A twist on traditional enchiladas, these Healthy Green Chickpea Enchiladas are filled with chickpeas, corn, and tomatoes, and baked in a creamy spinach sauce until the sauce thickens and the meal is delicious!
In a large skillet, heat oil over medium heat. Once oil is hot, add onion, and cook until onion begins to brown on all edges, about 10-15 minutes. Add Ro-tel, chickpeas, corn, oregano, and black pepper. Continue to cook, stirring often, about 5-6 minutes or until all liquid from tomatoes has evaporated. Remove from heat.
In a blender or food processor, puree the vegetable broth, water, sour cream, spinach, chiles, and scallions.
Preheat oven to 400° F. Grease a 9×13 baking dish. Lightly cover bottom of the dish with 3/4 cup of the sauce.
To make tortillas more pliable and easy to roll, heat them by wrapping the stack of them in aluminum foil and placing them in the preheating oven for 5-7 minutes or by microwaving them covered with a wet paper towel for 30 seconds.

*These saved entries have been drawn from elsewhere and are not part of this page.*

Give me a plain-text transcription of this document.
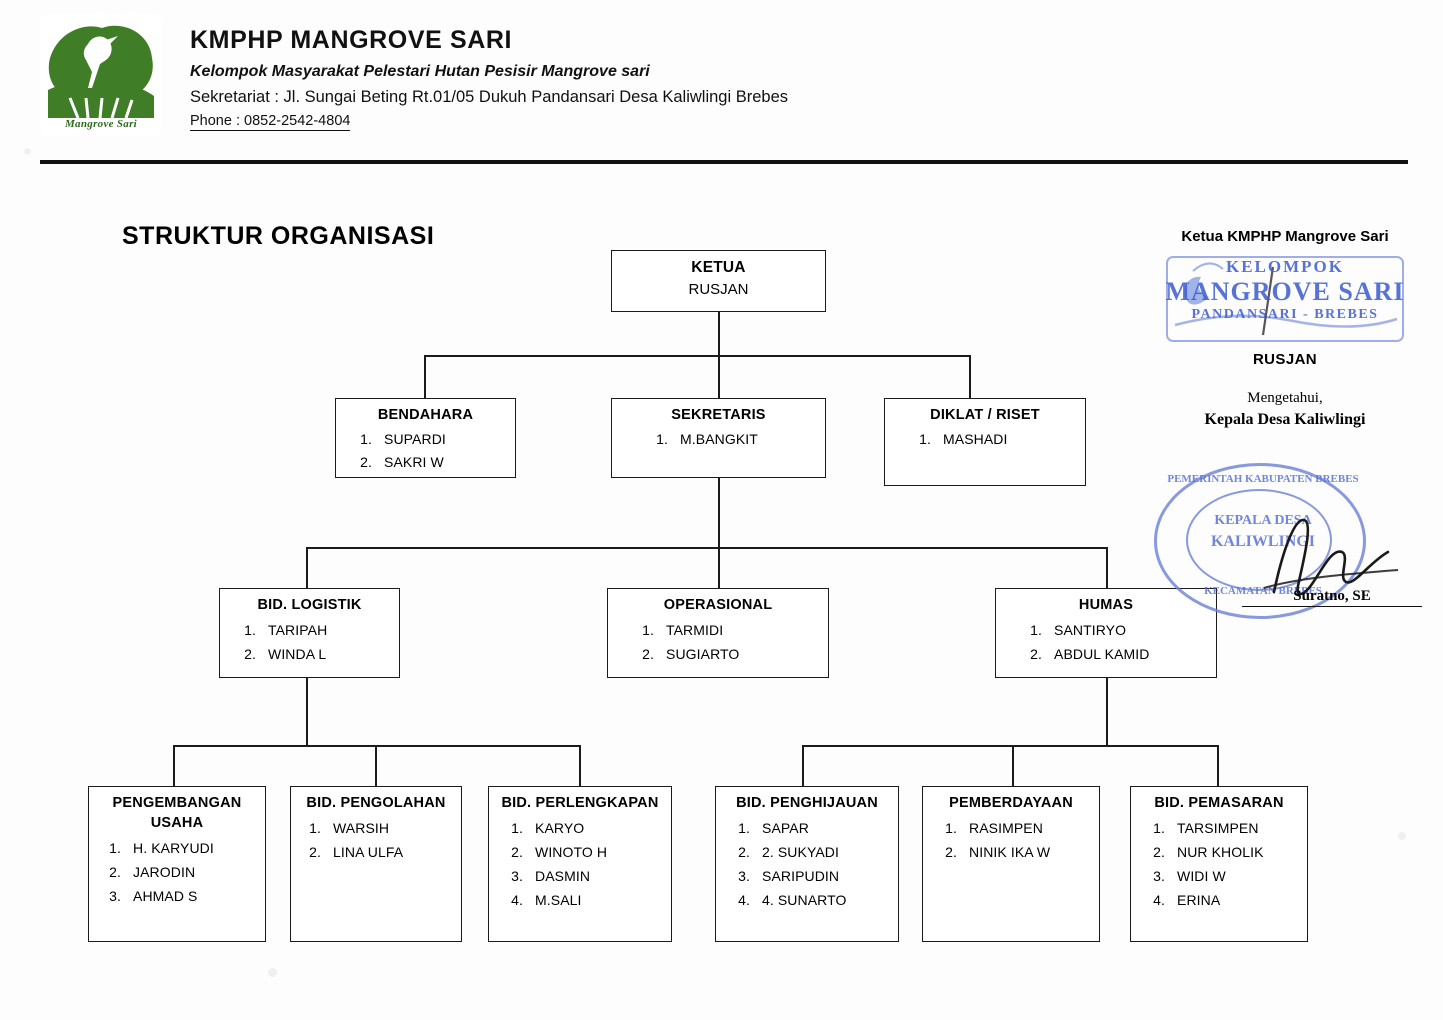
Mangrove Sari
KMPHP MANGROVE SARI
Kelompok Masyarakat Pelestari Hutan Pesisir Mangrove sari
Sekretariat : Jl. Sungai Beting Rt.01/05 Dukuh Pandansari Desa Kaliwlingi Brebes
Phone : 0852-2542-4804
STRUKTUR ORGANISASI
KETUA

RUSJAN

BENDAHARA
1. SUPARDI
2. SAKRI W
SEKRETARIS
1. M.BANGKIT
DIKLAT / RISET
1. MASHADI
BID. LOGISTIK
1. TARIPAH
2. WINDA L
OPERASIONAL
1. TARMIDI
2. SUGIARTO
HUMAS
1. SANTIRYO
2. ABDUL KAMID
PENGEMBANGAN
USAHA
1. H. KARYUDI
2. JARODIN
3. AHMAD S
BID. PENGOLAHAN
1. WARSIH
2. LINA ULFA
BID. PERLENGKAPAN
1. KARYO
2. WINOTO H
3. DASMIN
4. M.SALI
BID. PENGHIJAUAN
1. SAPAR
2. 2. SUKYADI
3. SARIPUDIN
4. 4. SUNARTO
PEMBERDAYAAN
1. RASIMPEN
2. NINIK IKA W
BID. PEMASARAN
1. TARSIMPEN
2. NUR KHOLIK
3. WIDI W
4. ERINA
Ketua KMPHP Mangrove Sari
KELOMPOK
MANGROVE SARI
PANDANSARI - BREBES
RUSJAN
Mengetahui,
Kepala Desa Kaliwlingi
PEMERINTAH KABUPATEN BREBES
KEPALA DESA
KALIWLINGI
KECAMATAN BREBES
Suratno, SE
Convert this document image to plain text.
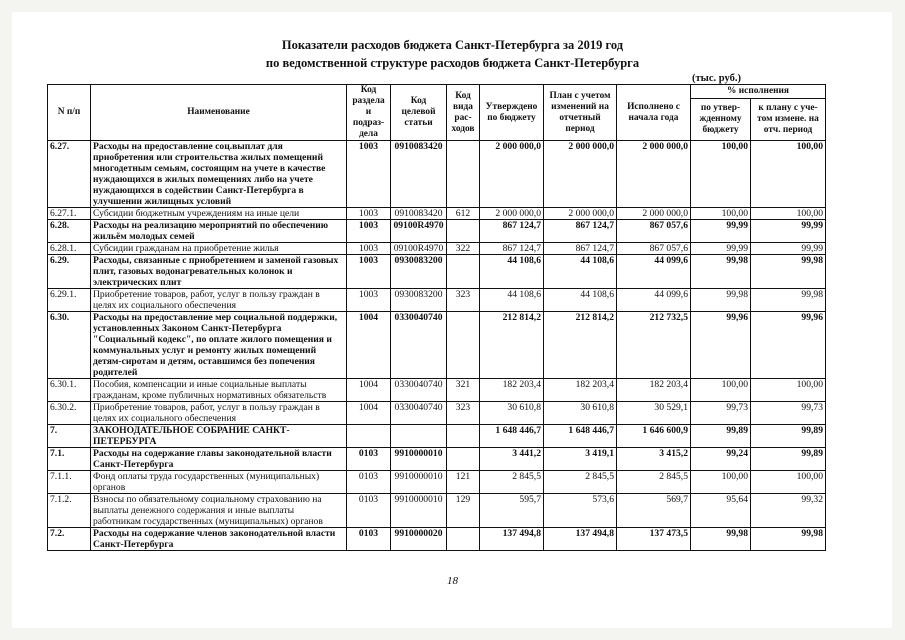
Показатели расходов бюджета Санкт-Петербурга за 2019 год
по ведомственной структуре расходов бюджета Санкт-Петербурга
(тыс. руб.)
N п/п	Наименование	Код раздела и подраз-дела	Код целевой статьи	Код вида рас-ходов	Утверждено по бюджету	План с учетом изменений на отчетный период	Исполнено с начала года	% исполнения	
								по утвер-жденному бюджету	к плану с уче-том измене. на отч. период
6.27.	Расходы на предоставление соц.выплат для приобретения или строительства жилых помещений многодетным семьям, состоящим на учете в качестве нуждающихся в жилых помещениях либо на учете нуждающихся в содействии Санкт-Петербурга в улучшении жилищных условий	1003	0910083420		2 000 000,0	2 000 000,0	2 000 000,0	100,00	100,00
6.27.1.	Субсидии бюджетным учреждениям на иные цели	1003	0910083420	612	2 000 000,0	2 000 000,0	2 000 000,0	100,00	100,00
6.28.	Расходы на реализацию мероприятий по обеспечению жильём молодых семей	1003	09100R4970		867 124,7	867 124,7	867 057,6	99,99	99,99
6.28.1.	Субсидии гражданам на приобретение жилья	1003	09100R4970	322	867 124,7	867 124,7	867 057,6	99,99	99,99
6.29.	Расходы, связанные с приобретением и заменой газовых плит, газовых водонагревательных колонок и электрических плит	1003	0930083200		44 108,6	44 108,6	44 099,6	99,98	99,98
6.29.1.	Приобретение товаров, работ, услуг в пользу граждан в целях их социального обеспечения	1003	0930083200	323	44 108,6	44 108,6	44 099,6	99,98	99,98
6.30.	Расходы на предоставление мер социальной поддержки, установленных Законом Санкт-Петербурга "Социальный кодекс", по оплате жилого помещения и коммунальных услуг и ремонту жилых помещений детям-сиротам и детям, оставшимся без попечения родителей	1004	0330040740		212 814,2	212 814,2	212 732,5	99,96	99,96
6.30.1.	Пособия, компенсации и иные социальные выплаты гражданам, кроме публичных нормативных обязательств	1004	0330040740	321	182 203,4	182 203,4	182 203,4	100,00	100,00
6.30.2.	Приобретение товаров, работ, услуг в пользу граждан в целях их социального обеспечения	1004	0330040740	323	30 610,8	30 610,8	30 529,1	99,73	99,73
7.	ЗАКОНОДАТЕЛЬНОЕ СОБРАНИЕ САНКТ-ПЕТЕРБУРГА				1 648 446,7	1 648 446,7	1 646 600,9	99,89	99,89
7.1.	Расходы на содержание главы законодательной власти Санкт-Петербурга	0103	9910000010		3 441,2	3 419,1	3 415,2	99,24	99,89
7.1.1.	Фонд оплаты труда государственных (муниципальных) органов	0103	9910000010	121	2 845,5	2 845,5	2 845,5	100,00	100,00
7.1.2.	Взносы по обязательному социальному страхованию на выплаты денежного содержания и иные выплаты работникам государственных (муниципальных) органов	0103	9910000010	129	595,7	573,6	569,7	95,64	99,32
7.2.	Расходы на содержание членов законодательной власти Санкт-Петербурга	0103	9910000020		137 494,8	137 494,8	137 473,5	99,98	99,98
18
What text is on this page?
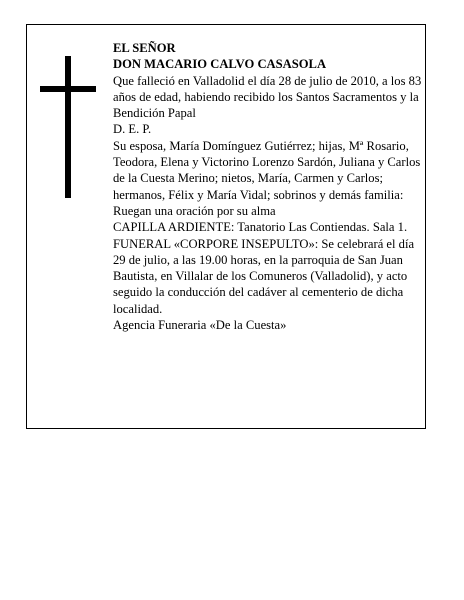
EL SEÑOR

DON MACARIO CALVO CASASOLA

Que falleció en Valladolid el día 28 de julio de 2010, a los 83 años de edad, habiendo recibido los Santos Sacramentos y la Bendición Papal

D. E. P.

Su esposa, María Domínguez Gutiérrez; hijas, Mª Rosario, Teodora, Elena y Victorino Lorenzo Sardón, Juliana y Carlos de la Cuesta Merino; nietos, María, Carmen y Carlos; hermanos, Félix y María Vidal; sobrinos y demás familia:

Ruegan una oración por su alma

CAPILLA ARDIENTE: Tanatorio Las Contiendas. Sala 1.

FUNERAL «CORPORE INSEPULTO»: Se celebrará el día 29 de julio, a las 19.00 horas, en la parroquia de San Juan Bautista, en Villalar de los Comuneros (Valladolid), y acto seguido la conducción del cadáver al cementerio de dicha localidad.

Agencia Funeraria «De la Cuesta»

Stir ¼ cup of cheese into the chickpea mixture. Add 1/3 cup of filling to one end of each tortilla and roll up or fold in half placing each one seam side down in the prepared casserole dish.
Pour spinach sauce evenly over enchiladas. It will be very liquidy, but don't worry, it thickens as it cooks. Sprinkle remaining ¼ cup of cheese over the enchiladas. Bake for about 25-30 minutes until bubbly all over. Allow to cool for five minutes before serving.